No matter what our story, I guess the secret might be the fire within us, the passion that keeps us moving forward instead of looking back. It's what keeps us young. She knew that. Still does.

Friday, May 8, 2009


It's almost Mother's Day. I start drifting down memory lane about my own mother, and her mother, and, of course, the mother before her. I even ponder my own short stint in the motherhood arena, unseasoned as I may be.
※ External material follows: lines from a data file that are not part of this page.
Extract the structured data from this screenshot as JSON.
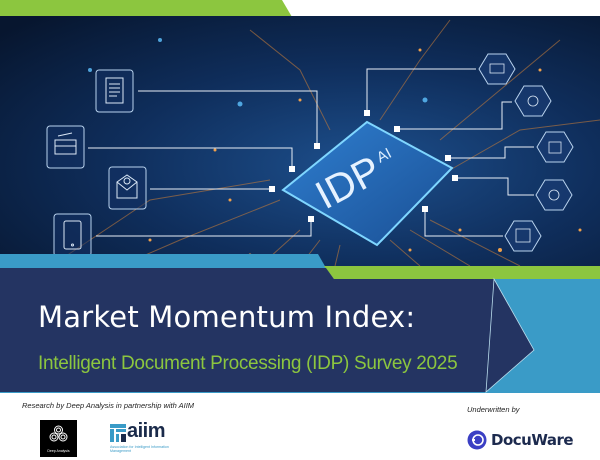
{
  "cover": {
    "chip_label_small": "AI",
    "chip_label_large": "IDP",
    "title": "Market Momentum Index:",
    "subtitle": "Intelligent Document Processing (IDP) Survey 2025"
  },
  "footer": {
    "research_credit": "Research by Deep Analysis in partnership with AIIM",
    "underwritten_label": "Underwritten by",
    "logos": {
      "deep_analysis": "Deep Analysis",
      "aiim_word": "aiim",
      "aiim_tagline": "Association for Intelligent Information Management",
      "docuware": "DocuWare"
    }
  },
  "colors": {
    "navy": "#243462",
    "green": "#8cc63f",
    "light_blue": "#3a9bc7",
    "circuit_dark": "#0b1f3f",
    "chip_glow": "#5fc3ff"
  },
  "icons": [
    "document-icon",
    "scanner-icon",
    "email-icon",
    "phone-icon",
    "workflow-icon",
    "cloud-gear-icon",
    "robot-icon",
    "gear-icon",
    "form-icon"
  ]
}
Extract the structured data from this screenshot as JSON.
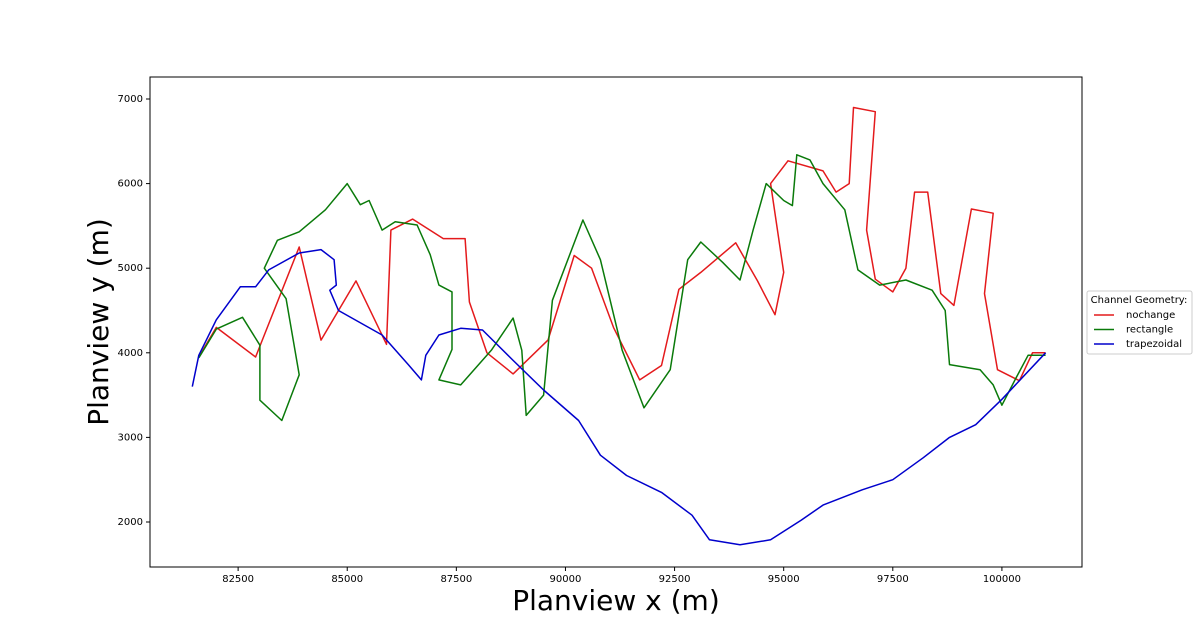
{
  "chart_data": {
    "type": "line",
    "xlabel": "Planview x (m)",
    "ylabel": "Planview y (m)",
    "xlim": [
      80481,
      101835
    ],
    "ylim": [
      1468,
      7260
    ],
    "xticks": [
      82500,
      85000,
      87500,
      90000,
      92500,
      95000,
      97500,
      100000
    ],
    "yticks": [
      2000,
      3000,
      4000,
      5000,
      6000,
      7000
    ],
    "grid": false,
    "legend": "center right outside",
    "legend_title": "Channel Geometry:",
    "series": [
      {
        "name": "nochange",
        "color": "#e41a1c",
        "x": [
          81600,
          82000,
          82900,
          83900,
          84400,
          85200,
          85900,
          86000,
          86500,
          87200,
          87700,
          87800,
          88200,
          88800,
          89600,
          90200,
          90600,
          91100,
          91700,
          92200,
          92600,
          93100,
          93900,
          94400,
          94800,
          95000,
          94700,
          95100,
          95900,
          96200,
          96500,
          96600,
          97100,
          96900,
          97100,
          97500,
          97800,
          98000,
          98300,
          98600,
          98900,
          99300,
          99800,
          99600,
          99900,
          100400,
          100700,
          101000
        ],
        "values": [
          3950,
          4300,
          3950,
          5250,
          4150,
          4850,
          4100,
          5450,
          5580,
          5350,
          5350,
          4600,
          4000,
          3750,
          4150,
          5150,
          5000,
          4300,
          3680,
          3850,
          4750,
          4950,
          5300,
          4850,
          4450,
          4950,
          6000,
          6270,
          6150,
          5900,
          6000,
          6900,
          6850,
          5450,
          4870,
          4720,
          5000,
          5900,
          5900,
          4700,
          4560,
          5700,
          5650,
          4700,
          3800,
          3670,
          4000,
          4000
        ]
      },
      {
        "name": "rectangle",
        "color": "#0a7a0a",
        "x": [
          81600,
          82000,
          82600,
          83000,
          83000,
          83500,
          83900,
          83600,
          83100,
          83400,
          83900,
          84500,
          85000,
          85300,
          85500,
          85800,
          86100,
          86600,
          86900,
          87100,
          87400,
          87400,
          87100,
          87600,
          88300,
          88800,
          89000,
          89100,
          89500,
          89700,
          90400,
          90800,
          91300,
          91800,
          92400,
          92800,
          93100,
          93600,
          94000,
          94300,
          94600,
          95000,
          95200,
          95300,
          95600,
          95900,
          96400,
          96700,
          97200,
          97800,
          98400,
          98700,
          98800,
          99500,
          99800,
          100000,
          100300,
          100600,
          101000
        ],
        "values": [
          3940,
          4280,
          4420,
          4090,
          3440,
          3200,
          3740,
          4640,
          5000,
          5330,
          5430,
          5690,
          6000,
          5750,
          5800,
          5450,
          5550,
          5510,
          5160,
          4800,
          4720,
          4040,
          3680,
          3620,
          4030,
          4410,
          4030,
          3260,
          3500,
          4620,
          5570,
          5100,
          4030,
          3350,
          3800,
          5100,
          5310,
          5070,
          4860,
          5450,
          6000,
          5800,
          5740,
          6340,
          6280,
          6000,
          5690,
          4980,
          4800,
          4860,
          4740,
          4500,
          3860,
          3800,
          3620,
          3380,
          3680,
          3970,
          3970
        ]
      },
      {
        "name": "trapezoidal",
        "color": "#0000cc",
        "x": [
          81450,
          81600,
          82000,
          82550,
          82900,
          83200,
          83900,
          84400,
          84700,
          84750,
          84600,
          84800,
          85800,
          86400,
          86700,
          86800,
          87100,
          87600,
          88100,
          88800,
          89500,
          90300,
          90800,
          91400,
          92200,
          92900,
          93300,
          94000,
          94700,
          95400,
          95900,
          96800,
          97500,
          98200,
          98800,
          99400,
          100000,
          101000
        ],
        "values": [
          3600,
          3970,
          4390,
          4780,
          4780,
          4980,
          5180,
          5220,
          5100,
          4800,
          4740,
          4500,
          4210,
          3860,
          3680,
          3970,
          4210,
          4290,
          4270,
          3910,
          3560,
          3200,
          2790,
          2550,
          2350,
          2080,
          1790,
          1730,
          1790,
          2020,
          2200,
          2380,
          2500,
          2760,
          3000,
          3150,
          3450,
          4000
        ]
      }
    ]
  }
}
On my desk, I have a bulletin board of photos -- all women in my family, all interesting photos that make me look at the world a little different. Here is what I see.

My Mother, 1965.
Black and white photo. She is standing in the front yard in her shorts, huge sombrero, ugly stuffed bear with a lei in her hands, and white loafers. She is entertaining the world. Her comical smile makes me laugh. Only six years old, she doesn't know yet how much hurt there is in the world. Happiness resides within her.

My Grandmother, 1972.
Wearing a flowered dress with pearls, she stands in the corner of a room. Body stiff, she is smiling. One light bulb hangs bare above her head. Her smile looks forced, her eyes look sad. I want to wrap my arms around her and hold her. Why is it so hard to let go of things that weigh us down, such as bitterness, hatred and regret?

My Mother and I, 2003.
We have our arms around each other, looking straight in the camera, on a sunny day. Our smiles are exactly the same. I'm squeezing her tight. It's hard to tell who is the mother and who is the daughter. For most of our lives, this identity crisis on traditional mother-daughter roles has been a barrier between us.

Me, 2005.
Only my head is above water. I am hanging on with one hand to a black inner-tube and the water is rippling around me. This was my first weekend away from our new baby. It was also my first dip back in the soothing water after motherhood. I have a ton more questions, but the photo is snapped in mid-sentence.

These are my inspiration photos -- the photos that remind me, I guess, that we're all human, including mothers. We make mistakes. We mess up our lives. We even mess up our kids' lives. Some of us put on sombreros and dance to survive, while others build walls that no one can penetrate. Some of us hold on tight with all our being and big ole' smiles, while others just barely have their head above water.

The only thing we have in common is God's unfailing love for us. Oh, and of course, the fact that we're all in this together....ready or not.